The v2.2 functionality is mostly complete, still missing:
- srmGetSpaceTokens expected this week
- Minimal permission functions soon
- Further development when ACLs become available (1-2 months). But this is not needed for the current SRM release.
The status of the SRM requests viewable from this web page: http://cduqbar.fnal.gov:8080/srmwatch/
A second endpoint will be installed at DESY, within a week or two. This will also be usable by ATLAS because DESY is also an ATLAS site.
5.3 DPM status
The DPM endpoint lxdpm01.cern.ch is available since several months, with 1.6 TB of disk.
The few features missing are not concerning the LCG needs but other VOs.
It is the reference for the GFAL/lcg-utils tests.
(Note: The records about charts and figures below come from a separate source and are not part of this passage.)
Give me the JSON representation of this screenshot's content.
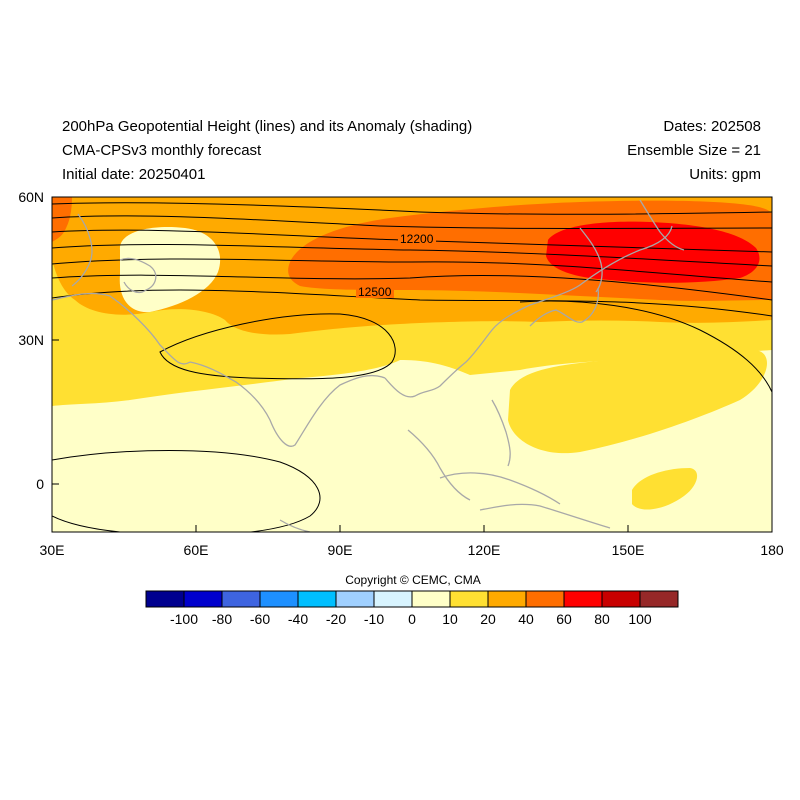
{
  "header": {
    "title_line1": "200hPa Geopotential Height (lines) and its Anomaly (shading)",
    "title_line2": "CMA-CPSv3 monthly forecast",
    "title_line3": "Initial date: 20250401",
    "dates": "Dates: 202508",
    "ensemble": "Ensemble Size = 21",
    "units": "Units: gpm"
  },
  "map": {
    "lon_range": [
      30,
      180
    ],
    "lat_range": [
      -10,
      60
    ],
    "lon_ticks": [
      "30E",
      "60E",
      "90E",
      "120E",
      "150E",
      "180"
    ],
    "lat_ticks": [
      "60N",
      "30N",
      "0"
    ],
    "contour_labels": [
      "12200",
      "12500"
    ]
  },
  "colorbar": {
    "copyright": "Copyright © CEMC, CMA",
    "tick_labels": [
      "-100",
      "-80",
      "-60",
      "-40",
      "-20",
      "-10",
      "0",
      "10",
      "20",
      "40",
      "60",
      "80",
      "100"
    ],
    "colors": [
      "#00008f",
      "#0000cd",
      "#3e64e0",
      "#1e90ff",
      "#00bfff",
      "#a0d0ff",
      "#d8f4ff",
      "#ffffc8",
      "#ffe032",
      "#ffaa00",
      "#ff6e00",
      "#ff0000",
      "#c80000",
      "#962828"
    ]
  }
}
ATLAS asked for a second endpoint possibly at another site than CERN.
6. Next Steps with the Megatable - C.Eck
The status will be presented at the GDB. The goal here is to agree what are the next actions and by when the values in the Megatable have to be completed.
This presentation was cancelled because already covered at the GDB the next day.
J.Gordon asked when the 2007 milestones will be discussed. A.Aimar replied that after the QR reports are completed (this week) the LCG milestones will be prepared and circulated to the MB, in a week or two.
8. Summary of New Actions
No new actions.
The full Action List, current and past items, will be in this wiki page before next MB meeting.